Calderon menampilkan smirk. "Kalau tidak berkenan, saya juga tidak bisa memberikan uang 1 miliar itu."

Calderon berbalik, diikuti Max. Dia yakin, wanita itu tidak akan membiarkan uang satu miliar hangus begitu saja.

"Tunggu, Tuan! Gadis ini bisa Tuan ambil," sergah Perl menggenggam pergelangan tangan Almora.

"Apaan sih, Perl?! Saya gak mau!" Almora berusaha melepaskan cengkraman Perl.

Calderon menghela napas, lalu berbalik. "Silahkan bawa gadis itu ke hadapan saya."

Almora memberontak kala Perl menyeretnya ke arah tempat Calderon berdiri. Sekuat tenaga dia mencoba lepas hingga akhirnya menggigit tangan Perl agar bisa lepas.

"Anak kurang ajar!" teriak Perl memegangi tangannya.

Almora meninggalkan tempat itu. Halaman yang luas membuatnya harus berlari secepat mungkin agar bisa lolos dari kejaran anak buah Calderon.

"Almora!" Perl bersiap menyusul Almora yang telah jauh dari pandangan mata, tapi Calderon menahannya, meminta Perl untuk tidak kemana-mana.
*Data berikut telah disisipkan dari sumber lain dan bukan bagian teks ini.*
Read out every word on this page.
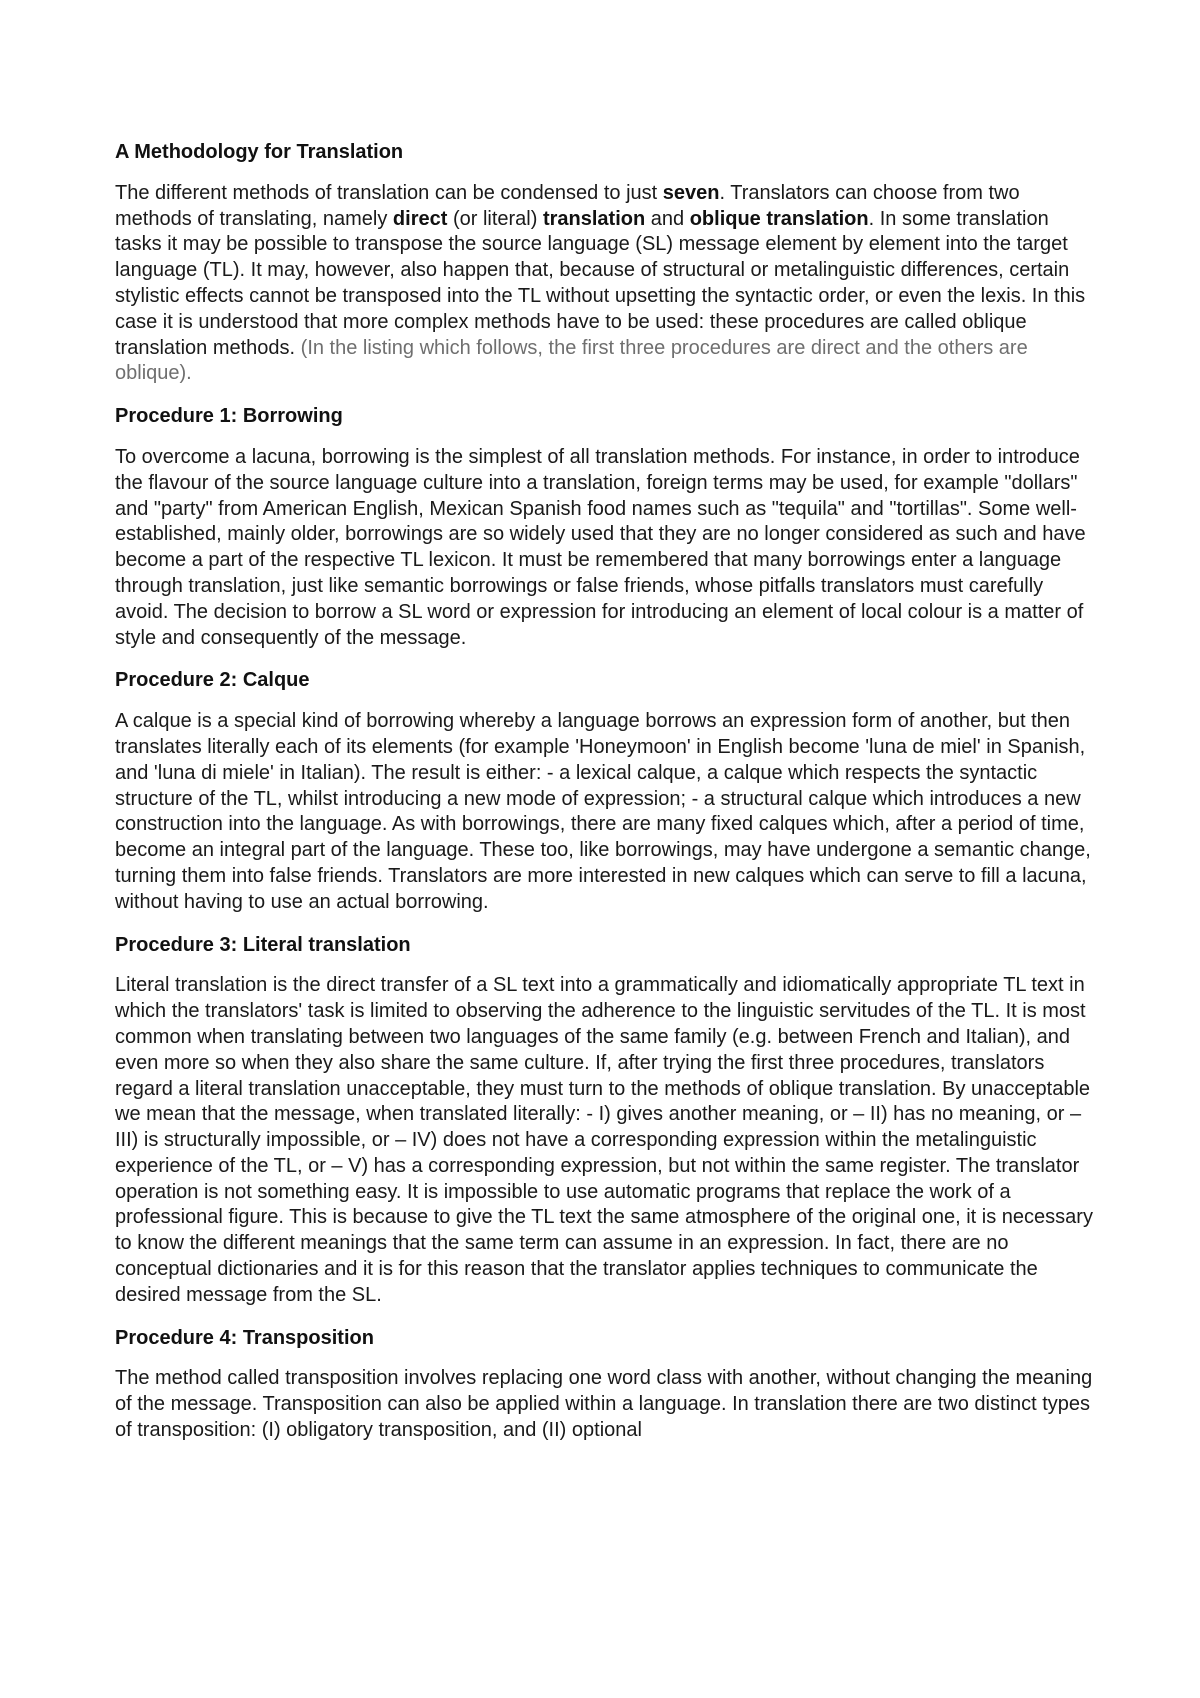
A Methodology for Translation

The different methods of translation can be condensed to just seven. Translators can choose from two methods of translating, namely direct (or literal) translation and oblique translation. In some translation tasks it may be possible to transpose the source language (SL) message element by element into the target language (TL). It may, however, also happen that, because of structural or metalinguistic differences, certain stylistic effects cannot be transposed into the TL without upsetting the syntactic order, or even the lexis. In this case it is understood that more complex methods have to be used: these procedures are called oblique translation methods. (In the listing which follows, the first three procedures are direct and the others are oblique).

Procedure 1: Borrowing

To overcome a lacuna, borrowing is the simplest of all translation methods. For instance, in order to introduce the flavour of the source language culture into a translation, foreign terms may be used, for example "dollars" and "party" from American English, Mexican Spanish food names such as "tequila" and "tortillas". Some well-established, mainly older, borrowings are so widely used that they are no longer considered as such and have become a part of the respective TL lexicon. It must be remembered that many borrowings enter a language through translation, just like semantic borrowings or false friends, whose pitfalls translators must carefully avoid. The decision to borrow a SL word or expression for introducing an element of local colour is a matter of style and consequently of the message.

Procedure 2: Calque

A calque is a special kind of borrowing whereby a language borrows an expression form of another, but then translates literally each of its elements (for example 'Honeymoon' in English become 'luna de miel' in Spanish, and 'luna di miele' in Italian). The result is either: - a lexical calque, a calque which respects the syntactic structure of the TL, whilst introducing a new mode of expression; - a structural calque which introduces a new construction into the language. As with borrowings, there are many fixed calques which, after a period of time, become an integral part of the language. These too, like borrowings, may have undergone a semantic change, turning them into false friends. Translators are more interested in new calques which can serve to fill a lacuna, without having to use an actual borrowing.

Procedure 3: Literal translation

Literal translation is the direct transfer of a SL text into a grammatically and idiomatically appropriate TL text in which the translators' task is limited to observing the adherence to the linguistic servitudes of the TL. It is most common when translating between two languages of the same family (e.g. between French and Italian), and even more so when they also share the same culture. If, after trying the first three procedures, translators regard a literal translation unacceptable, they must turn to the methods of oblique translation. By unacceptable we mean that the message, when translated literally: - I) gives another meaning, or – II) has no meaning, or – III) is structurally impossible, or – IV) does not have a corresponding expression within the metalinguistic experience of the TL, or – V) has a corresponding expression, but not within the same register. The translator operation is not something easy. It is impossible to use automatic programs that replace the work of a professional figure. This is because to give the TL text the same atmosphere of the original one, it is necessary to know the different meanings that the same term can assume in an expression. In fact, there are no conceptual dictionaries and it is for this reason that the translator applies techniques to communicate the desired message from the SL.

Procedure 4: Transposition

The method called transposition involves replacing one word class with another, without changing the meaning of the message. Transposition can also be applied within a language. In translation there are two distinct types of transposition: (I) obligatory transposition, and (II) optional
"Biarkan saja," ucap Calderon.

"Ta-tapi bagaimana dengan uangnya, Tuan? Kami benar-benar membutuhkannya untuk membayar hutang ayah Almora," jelas Perl menatap Calderon memohon.

"Berikan saja nomor rekening anda pada Max," acuh Calderon.

"Lalu, Almora?"

"Saya tidak membutuhkannya, jadi silahkan bawa pulang," jawab Calderon seraya berbalik memasuki rumah.

"Terima kasih, Tuan!"

Calderon tidak menjawab. Dia terus melangkah hingga tubuh tegapnya hilang di balik pintu.

"Biru safir," gumam Calderon menutup rapat pintu kamarnya, "indah sekali."